‘Doesn’t have all the industrialized stuff in it’ Raw goats milk in Alaska

After we won the hockey final yesterday, several of the parents said to me or Amy, “we didn’t expect that. Our team dominated.”

goats-1-600x450We were up 6-0 before the other team knew what was happening.

On the drive home Amy said, I told them, Doug probably had a plan (which I did). I appear sorta dopey (which is easy), but do the homework and know the game.

And sometimes get lucky.

Watching the raw milk comings-and-goings is something like that.

The majority of producers invoke the gosh-shucks-raw-is-just-natural line, without adding that smallpox is also natural. And E. coli.

The regulators seem lost in this rhetorical garden, portrayed as villains, even though the are relied upon to clean up the mess when things go bad.

Victor Nelson and his wife, Tabitha, have been supplying raw milk from their dairy goats to people in Petersburg, reported KFSK-FM.
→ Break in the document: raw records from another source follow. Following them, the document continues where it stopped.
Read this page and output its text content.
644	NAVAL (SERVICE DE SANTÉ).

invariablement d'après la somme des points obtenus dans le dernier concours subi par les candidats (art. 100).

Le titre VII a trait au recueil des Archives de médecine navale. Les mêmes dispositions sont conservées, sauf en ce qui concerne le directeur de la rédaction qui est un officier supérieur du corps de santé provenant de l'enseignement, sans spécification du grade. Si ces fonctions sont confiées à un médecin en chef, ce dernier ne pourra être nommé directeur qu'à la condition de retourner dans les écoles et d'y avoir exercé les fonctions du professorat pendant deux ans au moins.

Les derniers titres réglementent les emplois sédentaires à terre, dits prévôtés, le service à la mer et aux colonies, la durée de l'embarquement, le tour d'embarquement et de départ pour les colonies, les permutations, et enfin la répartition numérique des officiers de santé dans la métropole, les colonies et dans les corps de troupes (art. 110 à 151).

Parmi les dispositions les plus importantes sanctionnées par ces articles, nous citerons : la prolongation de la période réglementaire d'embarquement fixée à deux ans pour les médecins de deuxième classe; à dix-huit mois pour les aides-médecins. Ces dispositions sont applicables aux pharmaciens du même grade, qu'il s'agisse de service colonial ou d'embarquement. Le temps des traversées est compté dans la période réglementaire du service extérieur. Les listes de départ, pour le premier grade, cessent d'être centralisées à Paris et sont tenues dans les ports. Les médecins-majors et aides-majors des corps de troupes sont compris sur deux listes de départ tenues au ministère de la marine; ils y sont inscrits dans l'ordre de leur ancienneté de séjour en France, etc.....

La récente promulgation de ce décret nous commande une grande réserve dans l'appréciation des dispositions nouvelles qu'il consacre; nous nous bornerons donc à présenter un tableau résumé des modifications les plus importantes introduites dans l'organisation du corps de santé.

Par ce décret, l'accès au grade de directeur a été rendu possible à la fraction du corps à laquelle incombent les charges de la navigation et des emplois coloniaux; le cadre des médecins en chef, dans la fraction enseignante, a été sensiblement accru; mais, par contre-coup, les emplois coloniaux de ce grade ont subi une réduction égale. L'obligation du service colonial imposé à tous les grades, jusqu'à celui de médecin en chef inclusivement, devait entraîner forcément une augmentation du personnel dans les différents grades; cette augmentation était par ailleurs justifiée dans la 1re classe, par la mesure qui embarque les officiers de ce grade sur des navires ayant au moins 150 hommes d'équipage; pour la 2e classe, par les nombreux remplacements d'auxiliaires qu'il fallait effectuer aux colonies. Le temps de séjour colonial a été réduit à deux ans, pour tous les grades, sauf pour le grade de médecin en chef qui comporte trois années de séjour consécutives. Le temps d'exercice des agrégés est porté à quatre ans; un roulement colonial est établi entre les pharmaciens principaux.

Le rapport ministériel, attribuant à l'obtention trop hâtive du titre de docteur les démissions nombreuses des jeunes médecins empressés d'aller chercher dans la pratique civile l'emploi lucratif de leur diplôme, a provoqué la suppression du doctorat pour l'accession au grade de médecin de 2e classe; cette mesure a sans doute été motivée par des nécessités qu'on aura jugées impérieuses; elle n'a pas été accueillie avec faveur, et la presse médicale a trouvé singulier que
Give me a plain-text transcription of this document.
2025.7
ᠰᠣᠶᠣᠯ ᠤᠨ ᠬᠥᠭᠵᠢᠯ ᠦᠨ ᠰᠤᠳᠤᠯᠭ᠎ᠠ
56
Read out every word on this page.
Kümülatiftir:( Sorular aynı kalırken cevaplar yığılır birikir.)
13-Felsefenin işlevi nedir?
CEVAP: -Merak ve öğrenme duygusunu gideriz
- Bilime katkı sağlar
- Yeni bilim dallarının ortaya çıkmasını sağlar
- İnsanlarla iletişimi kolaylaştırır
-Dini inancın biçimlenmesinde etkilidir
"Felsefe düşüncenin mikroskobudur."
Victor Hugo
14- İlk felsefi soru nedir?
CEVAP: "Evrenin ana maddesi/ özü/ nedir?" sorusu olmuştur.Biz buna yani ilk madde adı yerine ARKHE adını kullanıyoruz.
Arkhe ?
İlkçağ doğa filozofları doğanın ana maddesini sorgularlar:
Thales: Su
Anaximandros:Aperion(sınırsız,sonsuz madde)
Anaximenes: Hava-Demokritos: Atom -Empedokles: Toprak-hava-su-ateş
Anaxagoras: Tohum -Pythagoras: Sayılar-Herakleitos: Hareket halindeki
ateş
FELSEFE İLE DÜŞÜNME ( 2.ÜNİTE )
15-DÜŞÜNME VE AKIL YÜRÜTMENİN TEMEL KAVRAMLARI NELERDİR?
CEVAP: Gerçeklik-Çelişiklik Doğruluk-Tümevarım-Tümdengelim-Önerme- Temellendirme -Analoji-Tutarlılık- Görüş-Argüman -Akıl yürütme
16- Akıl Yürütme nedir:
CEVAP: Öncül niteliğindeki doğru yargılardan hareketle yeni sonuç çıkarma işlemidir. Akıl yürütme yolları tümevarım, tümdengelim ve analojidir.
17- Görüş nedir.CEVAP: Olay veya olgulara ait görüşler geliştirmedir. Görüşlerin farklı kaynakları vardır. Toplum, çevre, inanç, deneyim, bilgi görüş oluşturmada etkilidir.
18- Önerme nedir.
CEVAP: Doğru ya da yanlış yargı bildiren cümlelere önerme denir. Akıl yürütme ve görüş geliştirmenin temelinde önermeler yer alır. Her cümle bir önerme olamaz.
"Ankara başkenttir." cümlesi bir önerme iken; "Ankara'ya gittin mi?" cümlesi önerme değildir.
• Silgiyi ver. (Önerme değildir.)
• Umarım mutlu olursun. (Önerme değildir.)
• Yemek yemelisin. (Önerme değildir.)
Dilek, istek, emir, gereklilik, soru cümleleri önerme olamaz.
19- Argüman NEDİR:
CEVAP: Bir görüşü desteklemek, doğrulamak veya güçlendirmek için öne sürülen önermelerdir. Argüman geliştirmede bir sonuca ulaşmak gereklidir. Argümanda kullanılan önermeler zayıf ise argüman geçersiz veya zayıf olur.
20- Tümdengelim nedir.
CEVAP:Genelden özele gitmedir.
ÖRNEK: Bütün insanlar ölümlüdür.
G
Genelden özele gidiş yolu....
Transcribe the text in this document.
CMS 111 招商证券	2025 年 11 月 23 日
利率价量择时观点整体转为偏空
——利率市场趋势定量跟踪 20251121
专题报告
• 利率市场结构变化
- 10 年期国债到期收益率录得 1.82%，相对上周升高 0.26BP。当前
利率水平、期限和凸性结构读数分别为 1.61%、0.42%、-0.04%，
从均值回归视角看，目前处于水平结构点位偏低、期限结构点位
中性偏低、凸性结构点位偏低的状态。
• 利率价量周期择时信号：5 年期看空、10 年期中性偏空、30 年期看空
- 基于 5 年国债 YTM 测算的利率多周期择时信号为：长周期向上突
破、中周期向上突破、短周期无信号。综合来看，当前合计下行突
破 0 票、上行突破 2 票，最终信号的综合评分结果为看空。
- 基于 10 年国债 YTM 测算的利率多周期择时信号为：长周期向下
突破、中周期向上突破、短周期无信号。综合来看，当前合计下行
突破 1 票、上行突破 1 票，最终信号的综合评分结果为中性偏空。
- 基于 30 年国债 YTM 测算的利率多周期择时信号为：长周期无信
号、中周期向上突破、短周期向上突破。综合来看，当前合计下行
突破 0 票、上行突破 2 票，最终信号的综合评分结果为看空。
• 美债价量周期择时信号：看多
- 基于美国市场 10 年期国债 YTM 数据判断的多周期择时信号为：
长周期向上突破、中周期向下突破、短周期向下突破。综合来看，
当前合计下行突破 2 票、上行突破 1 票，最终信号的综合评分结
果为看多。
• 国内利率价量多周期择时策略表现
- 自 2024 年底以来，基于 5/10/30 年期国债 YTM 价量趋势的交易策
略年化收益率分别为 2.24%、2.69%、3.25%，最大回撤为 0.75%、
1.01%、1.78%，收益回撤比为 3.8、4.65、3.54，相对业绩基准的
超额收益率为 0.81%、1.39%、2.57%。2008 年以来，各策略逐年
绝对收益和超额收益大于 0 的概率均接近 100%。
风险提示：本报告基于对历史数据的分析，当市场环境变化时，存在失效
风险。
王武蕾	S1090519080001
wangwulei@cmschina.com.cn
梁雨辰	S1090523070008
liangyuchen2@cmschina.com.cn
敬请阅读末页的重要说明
The couple raises chickens, pigs and goats on a few acres of land at Point Agassiz, an area across the sound from Petersburg. They’re the only family living out there year-round, surrounded by craggy peaks, cedar trees and glaciers.

“We started with two goats and just for raising quality milk that doesn’t have all that industrialized stuff in it and people kept asking us so we decided to buy a few more and a few more,” said Tabitha Nelson.

They have more than 30 now.

The Nelsons say people go crazy for the fresh milk — “We could never meet the whole demand for Petersburg,” said Tabitha — but there are limitations on how they can sell it.

In Alaska, you can only buy raw dairy products like the Nelsons’ unpasteurized goat milk through a herd share agreement, so the customers in Petersburg are partial owners of the goats.

Unpasteurized dairy products are heavily regulated because they’ve been known to carry disease-causing microorganisms like E. coli. In 2013, a campylobacter outbreak on the Kenai peninsula was linked to raw milk.